2008年8月29日

横浜ワークショップ2008 1日目

水曜日は、横浜ワークショップ2008の1日目。まずは港が見える丘公園の目の前にあるゲーテ座に集合して、ワークショップの概要の説明。その後にみらい大の寺沢先生が基調となる話をしてくれて、参加者達は横浜の街へフィールドワークに出かけて行きました。この寺沢先生の話が、とてもよかったので、メモを公開します。

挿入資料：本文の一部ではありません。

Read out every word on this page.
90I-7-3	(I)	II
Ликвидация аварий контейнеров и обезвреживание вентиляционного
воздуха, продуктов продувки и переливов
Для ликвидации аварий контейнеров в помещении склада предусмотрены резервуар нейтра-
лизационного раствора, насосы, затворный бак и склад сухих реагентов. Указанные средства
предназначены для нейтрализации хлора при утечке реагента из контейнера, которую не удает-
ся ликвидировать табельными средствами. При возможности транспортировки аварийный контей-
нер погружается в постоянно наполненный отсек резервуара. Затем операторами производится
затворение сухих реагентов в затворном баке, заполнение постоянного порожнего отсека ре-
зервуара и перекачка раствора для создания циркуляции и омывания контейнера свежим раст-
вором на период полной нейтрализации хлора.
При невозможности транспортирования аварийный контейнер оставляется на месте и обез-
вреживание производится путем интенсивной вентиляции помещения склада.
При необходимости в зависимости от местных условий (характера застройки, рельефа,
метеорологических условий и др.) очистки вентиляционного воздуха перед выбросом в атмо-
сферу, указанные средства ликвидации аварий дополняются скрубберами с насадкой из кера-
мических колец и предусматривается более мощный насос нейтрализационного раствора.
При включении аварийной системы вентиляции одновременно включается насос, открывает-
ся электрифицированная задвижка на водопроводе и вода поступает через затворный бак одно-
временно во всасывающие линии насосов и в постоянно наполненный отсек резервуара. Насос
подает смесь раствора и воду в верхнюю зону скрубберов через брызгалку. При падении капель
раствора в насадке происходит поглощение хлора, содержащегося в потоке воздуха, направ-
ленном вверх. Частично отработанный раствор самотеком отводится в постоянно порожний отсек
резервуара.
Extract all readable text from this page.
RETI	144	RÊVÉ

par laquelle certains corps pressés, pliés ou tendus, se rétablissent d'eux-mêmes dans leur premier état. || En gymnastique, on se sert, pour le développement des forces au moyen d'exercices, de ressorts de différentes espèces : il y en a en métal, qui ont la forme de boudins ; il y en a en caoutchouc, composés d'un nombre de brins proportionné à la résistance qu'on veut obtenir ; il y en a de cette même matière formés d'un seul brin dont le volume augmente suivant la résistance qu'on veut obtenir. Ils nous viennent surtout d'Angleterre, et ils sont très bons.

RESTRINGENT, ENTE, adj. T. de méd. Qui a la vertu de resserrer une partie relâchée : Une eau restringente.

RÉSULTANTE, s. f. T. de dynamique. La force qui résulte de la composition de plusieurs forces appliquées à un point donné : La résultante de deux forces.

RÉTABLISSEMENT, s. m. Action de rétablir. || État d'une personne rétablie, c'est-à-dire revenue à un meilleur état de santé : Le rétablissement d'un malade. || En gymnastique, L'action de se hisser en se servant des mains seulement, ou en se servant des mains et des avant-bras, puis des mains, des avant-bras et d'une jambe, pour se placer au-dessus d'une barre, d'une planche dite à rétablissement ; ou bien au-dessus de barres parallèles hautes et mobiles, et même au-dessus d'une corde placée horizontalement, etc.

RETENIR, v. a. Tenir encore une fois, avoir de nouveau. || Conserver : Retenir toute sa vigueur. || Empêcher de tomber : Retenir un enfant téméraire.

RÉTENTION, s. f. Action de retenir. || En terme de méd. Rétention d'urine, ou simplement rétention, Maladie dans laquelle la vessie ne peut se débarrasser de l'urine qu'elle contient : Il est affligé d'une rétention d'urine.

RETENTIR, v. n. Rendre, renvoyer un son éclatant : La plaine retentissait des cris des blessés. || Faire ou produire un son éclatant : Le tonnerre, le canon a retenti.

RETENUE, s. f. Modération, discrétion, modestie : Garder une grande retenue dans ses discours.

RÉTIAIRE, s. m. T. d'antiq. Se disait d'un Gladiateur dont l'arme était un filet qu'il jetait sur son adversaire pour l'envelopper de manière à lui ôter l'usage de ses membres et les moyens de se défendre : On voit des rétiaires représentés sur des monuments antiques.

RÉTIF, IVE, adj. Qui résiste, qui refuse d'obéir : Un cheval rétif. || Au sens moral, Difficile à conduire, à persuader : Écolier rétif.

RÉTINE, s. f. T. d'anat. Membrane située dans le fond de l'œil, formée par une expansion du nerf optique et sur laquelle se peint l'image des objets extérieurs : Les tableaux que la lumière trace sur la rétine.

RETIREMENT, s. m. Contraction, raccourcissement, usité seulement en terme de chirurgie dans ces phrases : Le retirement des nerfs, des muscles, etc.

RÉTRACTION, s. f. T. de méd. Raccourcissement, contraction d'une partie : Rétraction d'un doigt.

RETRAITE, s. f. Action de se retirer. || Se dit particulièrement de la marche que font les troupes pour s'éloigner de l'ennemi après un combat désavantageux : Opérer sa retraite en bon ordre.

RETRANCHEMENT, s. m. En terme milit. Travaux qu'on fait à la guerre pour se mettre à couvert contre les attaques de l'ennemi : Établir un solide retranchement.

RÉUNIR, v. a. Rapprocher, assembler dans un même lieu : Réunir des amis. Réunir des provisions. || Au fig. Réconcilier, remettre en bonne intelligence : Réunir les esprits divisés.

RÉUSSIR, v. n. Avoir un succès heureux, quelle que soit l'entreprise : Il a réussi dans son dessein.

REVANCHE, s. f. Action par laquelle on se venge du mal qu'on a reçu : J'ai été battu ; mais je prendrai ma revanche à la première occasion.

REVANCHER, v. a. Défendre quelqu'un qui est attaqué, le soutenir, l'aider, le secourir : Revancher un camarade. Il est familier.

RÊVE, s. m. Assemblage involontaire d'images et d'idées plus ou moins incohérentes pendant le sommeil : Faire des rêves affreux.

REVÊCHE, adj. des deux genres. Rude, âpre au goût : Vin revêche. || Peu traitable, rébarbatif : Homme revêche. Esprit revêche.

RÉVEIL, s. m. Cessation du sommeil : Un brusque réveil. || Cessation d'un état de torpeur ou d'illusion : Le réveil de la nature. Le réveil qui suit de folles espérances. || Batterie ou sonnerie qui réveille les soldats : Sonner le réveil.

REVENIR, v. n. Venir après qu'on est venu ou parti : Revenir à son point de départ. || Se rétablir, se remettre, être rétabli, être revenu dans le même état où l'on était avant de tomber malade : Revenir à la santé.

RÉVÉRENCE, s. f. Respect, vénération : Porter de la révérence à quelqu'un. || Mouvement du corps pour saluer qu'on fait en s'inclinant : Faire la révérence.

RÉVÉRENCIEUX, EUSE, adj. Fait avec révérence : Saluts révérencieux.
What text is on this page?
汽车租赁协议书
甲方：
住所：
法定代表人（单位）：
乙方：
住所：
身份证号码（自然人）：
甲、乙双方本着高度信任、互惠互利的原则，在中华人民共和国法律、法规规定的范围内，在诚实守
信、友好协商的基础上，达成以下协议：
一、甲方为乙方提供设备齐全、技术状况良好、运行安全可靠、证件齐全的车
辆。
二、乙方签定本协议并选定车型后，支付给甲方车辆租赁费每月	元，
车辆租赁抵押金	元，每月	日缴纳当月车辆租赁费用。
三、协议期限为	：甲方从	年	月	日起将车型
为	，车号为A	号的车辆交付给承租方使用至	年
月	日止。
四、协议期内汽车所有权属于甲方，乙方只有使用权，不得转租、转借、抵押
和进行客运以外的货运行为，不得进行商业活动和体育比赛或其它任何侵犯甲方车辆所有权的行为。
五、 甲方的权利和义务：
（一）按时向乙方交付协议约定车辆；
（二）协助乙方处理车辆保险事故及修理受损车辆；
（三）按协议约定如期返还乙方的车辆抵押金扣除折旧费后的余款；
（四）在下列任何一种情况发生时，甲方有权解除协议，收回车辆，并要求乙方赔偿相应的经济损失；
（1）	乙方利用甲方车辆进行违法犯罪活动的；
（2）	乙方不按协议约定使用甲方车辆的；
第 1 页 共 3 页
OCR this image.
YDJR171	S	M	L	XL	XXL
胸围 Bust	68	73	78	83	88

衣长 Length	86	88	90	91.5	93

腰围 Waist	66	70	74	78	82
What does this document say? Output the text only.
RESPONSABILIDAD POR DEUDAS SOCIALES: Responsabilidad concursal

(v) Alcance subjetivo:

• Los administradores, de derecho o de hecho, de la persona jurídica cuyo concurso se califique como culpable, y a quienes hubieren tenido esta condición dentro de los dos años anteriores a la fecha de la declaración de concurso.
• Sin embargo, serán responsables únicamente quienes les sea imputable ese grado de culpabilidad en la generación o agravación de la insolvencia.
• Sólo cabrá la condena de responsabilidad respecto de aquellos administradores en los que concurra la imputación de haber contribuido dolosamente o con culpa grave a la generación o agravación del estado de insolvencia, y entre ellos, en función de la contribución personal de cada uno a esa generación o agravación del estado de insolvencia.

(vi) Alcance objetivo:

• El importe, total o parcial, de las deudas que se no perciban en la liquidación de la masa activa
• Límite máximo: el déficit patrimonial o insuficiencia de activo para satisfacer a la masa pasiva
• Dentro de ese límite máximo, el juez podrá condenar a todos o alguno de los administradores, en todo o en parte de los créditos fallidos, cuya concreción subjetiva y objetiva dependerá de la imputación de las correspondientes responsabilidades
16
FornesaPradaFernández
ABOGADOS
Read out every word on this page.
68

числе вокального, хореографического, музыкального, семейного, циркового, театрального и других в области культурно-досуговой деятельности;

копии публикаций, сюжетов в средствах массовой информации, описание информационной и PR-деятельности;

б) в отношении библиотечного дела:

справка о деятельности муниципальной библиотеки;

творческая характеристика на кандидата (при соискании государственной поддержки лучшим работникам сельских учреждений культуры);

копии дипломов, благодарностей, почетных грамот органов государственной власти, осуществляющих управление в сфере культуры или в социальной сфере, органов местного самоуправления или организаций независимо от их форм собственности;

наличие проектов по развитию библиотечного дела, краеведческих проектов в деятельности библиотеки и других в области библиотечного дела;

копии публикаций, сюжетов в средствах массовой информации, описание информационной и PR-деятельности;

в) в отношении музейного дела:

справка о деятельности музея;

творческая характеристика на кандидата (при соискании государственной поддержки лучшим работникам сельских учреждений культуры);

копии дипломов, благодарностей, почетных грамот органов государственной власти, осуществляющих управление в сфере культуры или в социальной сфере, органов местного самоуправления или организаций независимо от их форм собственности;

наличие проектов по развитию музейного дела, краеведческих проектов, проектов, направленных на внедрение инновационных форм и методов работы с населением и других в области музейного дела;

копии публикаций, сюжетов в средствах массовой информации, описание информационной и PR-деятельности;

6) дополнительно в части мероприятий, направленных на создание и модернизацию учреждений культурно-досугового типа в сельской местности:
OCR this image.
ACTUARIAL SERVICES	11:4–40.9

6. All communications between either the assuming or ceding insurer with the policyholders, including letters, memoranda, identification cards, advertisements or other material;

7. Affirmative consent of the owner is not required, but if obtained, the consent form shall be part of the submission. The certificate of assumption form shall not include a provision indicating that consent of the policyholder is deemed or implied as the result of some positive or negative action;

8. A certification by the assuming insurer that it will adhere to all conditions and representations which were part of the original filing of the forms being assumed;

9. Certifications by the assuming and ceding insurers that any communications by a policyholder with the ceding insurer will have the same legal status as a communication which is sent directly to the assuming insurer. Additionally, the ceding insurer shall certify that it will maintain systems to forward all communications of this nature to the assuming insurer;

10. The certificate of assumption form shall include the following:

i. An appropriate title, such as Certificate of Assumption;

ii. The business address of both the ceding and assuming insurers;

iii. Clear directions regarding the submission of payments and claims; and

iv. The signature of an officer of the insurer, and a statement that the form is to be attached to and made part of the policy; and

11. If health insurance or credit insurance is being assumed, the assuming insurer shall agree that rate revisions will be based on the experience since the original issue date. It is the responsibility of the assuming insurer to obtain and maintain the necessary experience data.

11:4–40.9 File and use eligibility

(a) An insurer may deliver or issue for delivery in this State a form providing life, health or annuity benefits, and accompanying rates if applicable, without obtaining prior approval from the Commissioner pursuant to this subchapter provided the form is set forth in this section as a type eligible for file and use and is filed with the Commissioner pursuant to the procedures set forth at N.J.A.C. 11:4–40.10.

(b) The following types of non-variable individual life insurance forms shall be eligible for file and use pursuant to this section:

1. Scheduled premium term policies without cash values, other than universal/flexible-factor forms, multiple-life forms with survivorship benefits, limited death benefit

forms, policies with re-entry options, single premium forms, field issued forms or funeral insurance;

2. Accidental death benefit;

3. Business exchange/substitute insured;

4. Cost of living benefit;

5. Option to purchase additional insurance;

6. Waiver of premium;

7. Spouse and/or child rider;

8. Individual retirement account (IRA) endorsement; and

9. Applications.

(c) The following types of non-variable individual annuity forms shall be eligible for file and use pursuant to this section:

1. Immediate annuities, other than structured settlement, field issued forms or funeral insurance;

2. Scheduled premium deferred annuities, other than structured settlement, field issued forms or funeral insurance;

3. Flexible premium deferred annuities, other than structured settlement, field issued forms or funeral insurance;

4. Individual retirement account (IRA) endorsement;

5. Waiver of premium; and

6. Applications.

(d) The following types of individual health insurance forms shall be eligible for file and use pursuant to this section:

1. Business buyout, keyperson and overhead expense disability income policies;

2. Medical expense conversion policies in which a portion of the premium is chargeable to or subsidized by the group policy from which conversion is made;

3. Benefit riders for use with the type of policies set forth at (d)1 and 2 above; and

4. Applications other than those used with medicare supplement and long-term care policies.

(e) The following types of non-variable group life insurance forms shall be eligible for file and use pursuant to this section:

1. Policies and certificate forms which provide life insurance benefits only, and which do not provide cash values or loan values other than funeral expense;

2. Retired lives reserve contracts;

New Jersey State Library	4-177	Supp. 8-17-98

プロセス:何をみて、何を考えて、何を作り→常に、どう評価したか?
ワークショップ:主体的に参加したメンバーが創発すること
創発性(その時、その場に、新たに生まれてくるもの)

テーマ:横浜の地図を描く
・かくれた街の情報を発見し、見えるかたちにして、人に伝えること
・それを、a)横浜において、b)みんなで、c)短時間に

横浜=どうとらえるか?暮らし、活動する人々、そこにしかないもの、そこでの知覚、、
地図=平面の地図、立体の地図、時間の地図、感覚の地図、、
描く=平面で表現、映像で表現、身体で表現、アルゴリズムで表現、、、

気づきを共有する場
・デザイナー(観察からの気づき)→人工物(対話経験)→ユーザ(誘発された気づき)
・こういった関係を作り出すこと→インタラクションデザイン
ユーザを知る
1.ユーザの意見・態度をしる
・アンケート、面接、グループインタビュー
2.ユーザの生活を知る(参加型デザイン、文脈におけるデザイン、民俗誌学から発展
・文脈における質問(弟子入り、ユーザが道具を使って仕事をしている、その場で質問、調査の焦点だけ決めて質問リストを使わない
・観察

ISO13407
・利用状況の把握と明確化
・情報の観察 + 人のふるまい観察=ユーザインタフェース提案→新しいスタイルの提案

例:人のふるまいの観察(地図を見ているとき:今いる駅を指差しながら、目は行き先を見ている)

人のふるまいの観察のポイント
・最初は既成概念を捨てて、たくさん見る
・ポイントが決まったら、動かないで見る
・行為そのものではなく、行為の意図を発見する。(本能的な行為とは違う)
・隠されたシンプルな共通性(ルール)を探し出す
・何をみて、何を考えて、何をつくるのどの部分であるかを考える

人のふるまい human behavior
1.何をみて(観察、解釈)
2.考えて

表現の技能と発想・構想の能力
a) 表現の技能重視型(長時間)
b)発想・構想の能力重視型(短時間)

説明できるデザイン

発見された意味ごとに写真を分類し配置する
・具体的なものを類型化すると、何かが見えてくる
・写真の山に説明を書くことが大事(タイトルをつける、XXXX系)

3つの推論の方法
1.演繹法 deduction (例 三段論法) 全体公理から1個の特殊を推定する
2.帰納法 induction (いっぱいデータを集めて推定する) n個の特殊から全体を推定する
3.発想法 abuduction (仮説設定法) 一個の特殊から他の一個の特殊を推定する

空間的に概念を構造化し図解する
・データからxxx系をつくる、それから構造化、樹形図
・模造紙は切るためにある。ためしに模造紙を切ってみる

伝達の準備
1)コンセプト・プロセスを説明する
2)利用状況を説明する

アクティングアウト
・人工物のふるまいを正確に記述し、演じること。寸劇やスキットに近い
・小道具を利用すると効果的
・町で発見したことを、あとかも、その場であたかも体験できるように演じる

追加)情報デザインフォーラムのBlogに詳細の写真などが掲載されています。